Other words have been around for a long time, but their meanings have changed over the years, some more than once. For instance, according to the Arcade Dictionary of Word Origins, passion used to mean suffer, specifically the suffering of Christ on the cross. Sometime around the 16th century it came to mean strong emotion, often of a sexual nature. Terse used to mean smooth. Glamor was originally an alternative pronunciation of grammar. Later it came to mean enchantment, and only in the 19th century did it acquire its current meaning.

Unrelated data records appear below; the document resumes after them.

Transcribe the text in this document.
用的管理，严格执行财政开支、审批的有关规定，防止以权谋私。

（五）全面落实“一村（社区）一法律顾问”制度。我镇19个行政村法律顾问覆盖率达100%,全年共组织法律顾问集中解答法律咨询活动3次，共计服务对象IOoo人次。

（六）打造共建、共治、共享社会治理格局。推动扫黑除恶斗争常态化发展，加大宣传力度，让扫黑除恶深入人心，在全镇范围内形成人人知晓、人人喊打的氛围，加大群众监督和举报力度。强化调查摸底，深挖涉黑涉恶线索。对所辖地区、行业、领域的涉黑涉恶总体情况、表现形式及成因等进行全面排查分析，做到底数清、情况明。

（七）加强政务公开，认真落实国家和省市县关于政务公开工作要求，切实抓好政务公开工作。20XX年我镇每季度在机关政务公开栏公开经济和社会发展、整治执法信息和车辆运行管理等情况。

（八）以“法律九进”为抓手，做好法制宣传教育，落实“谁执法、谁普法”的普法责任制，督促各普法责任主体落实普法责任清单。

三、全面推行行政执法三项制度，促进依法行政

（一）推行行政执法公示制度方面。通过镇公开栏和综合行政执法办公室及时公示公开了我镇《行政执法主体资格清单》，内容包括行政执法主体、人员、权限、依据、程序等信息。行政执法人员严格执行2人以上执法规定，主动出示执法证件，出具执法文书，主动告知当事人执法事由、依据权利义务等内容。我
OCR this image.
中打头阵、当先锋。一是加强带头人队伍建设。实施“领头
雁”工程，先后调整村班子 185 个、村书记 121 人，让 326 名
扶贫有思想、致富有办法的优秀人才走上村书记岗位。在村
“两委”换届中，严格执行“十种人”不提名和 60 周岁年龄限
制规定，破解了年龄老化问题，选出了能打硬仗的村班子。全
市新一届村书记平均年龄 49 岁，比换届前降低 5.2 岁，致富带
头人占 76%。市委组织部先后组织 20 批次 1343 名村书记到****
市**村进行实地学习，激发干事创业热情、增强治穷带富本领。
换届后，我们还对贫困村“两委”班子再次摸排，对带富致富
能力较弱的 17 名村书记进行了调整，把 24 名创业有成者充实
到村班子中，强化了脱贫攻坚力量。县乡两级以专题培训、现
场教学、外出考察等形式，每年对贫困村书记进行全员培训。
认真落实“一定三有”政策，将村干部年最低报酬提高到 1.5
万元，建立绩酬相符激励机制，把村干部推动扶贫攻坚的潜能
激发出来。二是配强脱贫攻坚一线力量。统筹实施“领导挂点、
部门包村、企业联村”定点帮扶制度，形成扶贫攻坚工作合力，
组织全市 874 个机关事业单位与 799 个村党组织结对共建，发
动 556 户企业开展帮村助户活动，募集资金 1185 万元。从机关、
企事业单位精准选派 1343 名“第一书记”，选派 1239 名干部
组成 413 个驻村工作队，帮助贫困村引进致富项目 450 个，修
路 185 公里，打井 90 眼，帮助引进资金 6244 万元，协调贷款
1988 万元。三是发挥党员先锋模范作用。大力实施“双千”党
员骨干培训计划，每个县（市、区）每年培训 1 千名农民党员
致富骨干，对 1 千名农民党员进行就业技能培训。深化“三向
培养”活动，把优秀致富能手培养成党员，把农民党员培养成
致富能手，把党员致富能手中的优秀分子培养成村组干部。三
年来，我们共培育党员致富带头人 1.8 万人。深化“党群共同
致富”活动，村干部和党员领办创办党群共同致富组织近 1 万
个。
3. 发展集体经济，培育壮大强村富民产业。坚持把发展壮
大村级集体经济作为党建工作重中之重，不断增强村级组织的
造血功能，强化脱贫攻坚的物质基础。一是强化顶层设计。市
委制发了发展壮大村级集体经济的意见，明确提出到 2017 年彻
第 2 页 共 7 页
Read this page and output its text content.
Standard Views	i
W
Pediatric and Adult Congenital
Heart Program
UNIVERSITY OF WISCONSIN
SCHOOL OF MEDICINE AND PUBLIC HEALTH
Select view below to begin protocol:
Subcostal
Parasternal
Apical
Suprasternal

Then there are the words that still exist but that nobody uses, like “wherefore.” It's a good thing nobody uses it, because very few of us would use it properly. It means “why,” not “where.” When Juliet pleads, “wherefore art thou Romeo?,” what she means is, “why did I have to fall in love with a Montague?” We still use “typewriter,” but we're going to use it less and less as fewer and fewer of us remember what they were.

It's very important to make sure you and your audience are speaking the same language. A lot has been said and written about the younger members of the workforce – how they perceive work, how they want to interact with their managers, etc. People who work in employee communications need to take these preferences into account when communicating to younger workers. On the other hand, they can't ignore the needs of older workers either.

Perhaps for the first time we're seeing people acknowledging a variety of age demographics when communicating internally. In the past, the organization spoke with one voice in just a small number of official communications channels, such as newsletters, memos and (later) emails. Now the organizations with the most engaged and informed employees are using multiple channels to get their messaging out.

They're still sending all-staff emails, and there's no reason to stop this practice anytime in the near future, but forward-looking organizations are using other tools as well. They're holding video conferences, their leaders are blogging – and posting comments in real time, and managers are going into the field to speak with employees where they work. That's not exactly high-tech, but it's effective.

In the end, what matters is not what channels you use, whether you're on Twitter or have fully integrated Web 2.0 into your intranet. What matters is that you're considering all of your audiences and are using the most effective means available to engage them. And that means, in part, speaking to them in language that they understand and feel comfortable with.